O presidente, impune e imune às críticas, já governa completamente alheio aos limites da ordem, o que estimula o surgimento de uma oposição "fora da ordem". Ressalte-se, porém, que nenhum gesto da oposição de esquerda, até agora, saiu dos limites da Constituição; nenhuma ação oposicionista no Parlamento agrediu a Carta; nenhuma proposta de oposição, até agora, feriu princípios constitucionais. As lutas do MST, as eventuais obstruções no Congresso, a moratória de Itamar e o pedido de renúncia de Brizola não agridem normas constitucionais. A postura ponderada e altruísta de Lula, que sinalizou a possibilidade de um diálogo, não teve nenhum retorno sério.
Ocorre que o presidente está impedido de dialogar. A crise mundial atual envolve, como projeto do neoliberalismo, a transição para outro regime de acumulação e outro modo de regulação. Esse projeto tem como finalidade irrenunciável a substituição da soberania do Estado-nação clássico (como unidade básica do cálculo e do projeto econômico) por um novo tipo de "Estado transnacional" -cujo desenvolvimento é de longo curso e cujo desfecho ainda não está definido.
Nessa "conclusão" é que o governo fixa sua "legitimidade" conservadora, que constitui, ao mesmo tempo, seu impedimento para dialogar: para ele, o desfecho moderno é a interdependência subordinada de um novo tipo de Estado-nação. O resto é atraso, "esquerdismo" ou "getulismo". Esse é o núcleo ideológico de seu consenso manipulado e de sua verdade forjada.
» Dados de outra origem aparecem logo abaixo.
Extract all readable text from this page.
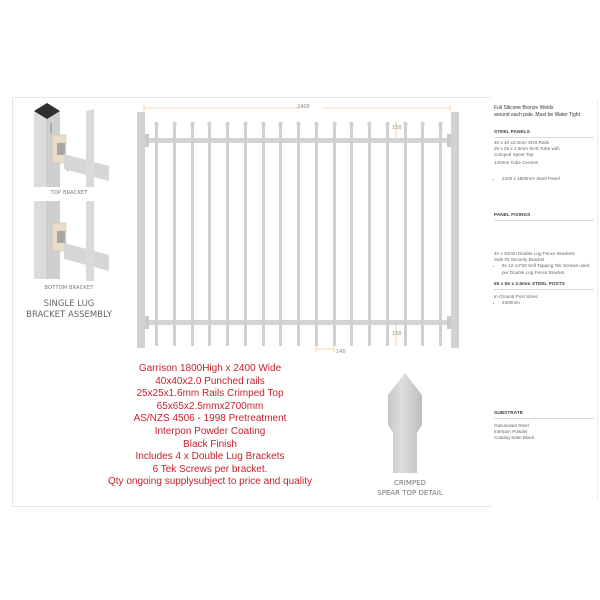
TOP BRACKET
BOTTOM BRACKET
SINGLE LUG
BRACKET ASSEMBLY
2400
150
150
140
Garrison 1800High x 2400 Wide
40x40x2.0 Punched rails
25x25x1.6mm Rails Crimped Top
65x65x2.5mmx2700mm
AS/NZS 4506 - 1998 Pretreatment
Interpon Powder Coating
Black Finish
Includes 4 x Double Lug Brackets
6 Tek Screws per bracket.
Qty ongoing supplysubject to price and quality	CRIMPED
SPEAR TOP DETAIL
Full Silicone Bronze Welds
around each pale. Must be Water Tight
STEEL PANELS
40 x 40 x2.0mm SHS Rails
25 x 25 x 1.6mm SHS Tube with
Crimped Spear Top
140mm Tube Centres
• 2400 x 1800mm Steel Panel
PANEL FIXINGS
40 x 40mm Double Lug Fence Brackets
Side Fit Security Bracket
• 6x 12-14*20 Self Tapping Tek Screws used per Double Lug Fence Bracket
65 x 65 x 2.5mm STEEL POSTS
In Ground Post Sizes:
• 2400mm
SUBSTRATE
Galvanised Steel
Interpon Powder
Coating Satin Black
Dessa pretensão de verdade (seria melhor dizer petulância teórica) é que o governo FHC retira a arrogância, a insensibilidade, a maldade social e a vocação puramente economicista. As políticas do Estado são rebaixadas a um sistema de mera chancela da "nova soberania", emanada das grandes corporações privadas que fazem a economia global. Não é, na verdade, mais "radicalismo" ou mais "moderação" o que confunde as oposições, mas é um juízo sobre os desdobramentos econômicos concretos da ordem global atual e sobre seus efeitos nos destinos nacionais. Haverá um país depois de tudo?
Estaria o presidente disposto a abrir um diálogo com a oposição de esquerda sob a premissa de que o modelo econômico por ele dirigido pode estar errado e ser nocivo às futuras gerações? A natureza do modelo e suas consequências perversas poderiam ser objeto de negociações sérias com o governo?
O presidente não pode e não quer gerar condições para esse diálogo por estar amarrado à visão fechada de que seu modelo é o único caminho. Não inicia nem pode iniciar conversações sobre a questão central, o modelo econômico, que subsidia a cultura globalitário-conservadora e ao qual se subordinam todas as outras questões. Isso faria supor que o crupiê poderia anular o jogo, gerando desconfiança nos jogadores do cassino. O país está encurralado na repetição dogmática do caminho único.


Tarso Genro, 52, advogado, é membro do Diretório Nacional do PT. Foi prefeito de Porto Alegre (RS) de 1993 a 96 e deputado federal de 1989 a 90. É autor de "Na Contramão da Pré-História" e de "Utopia Possível".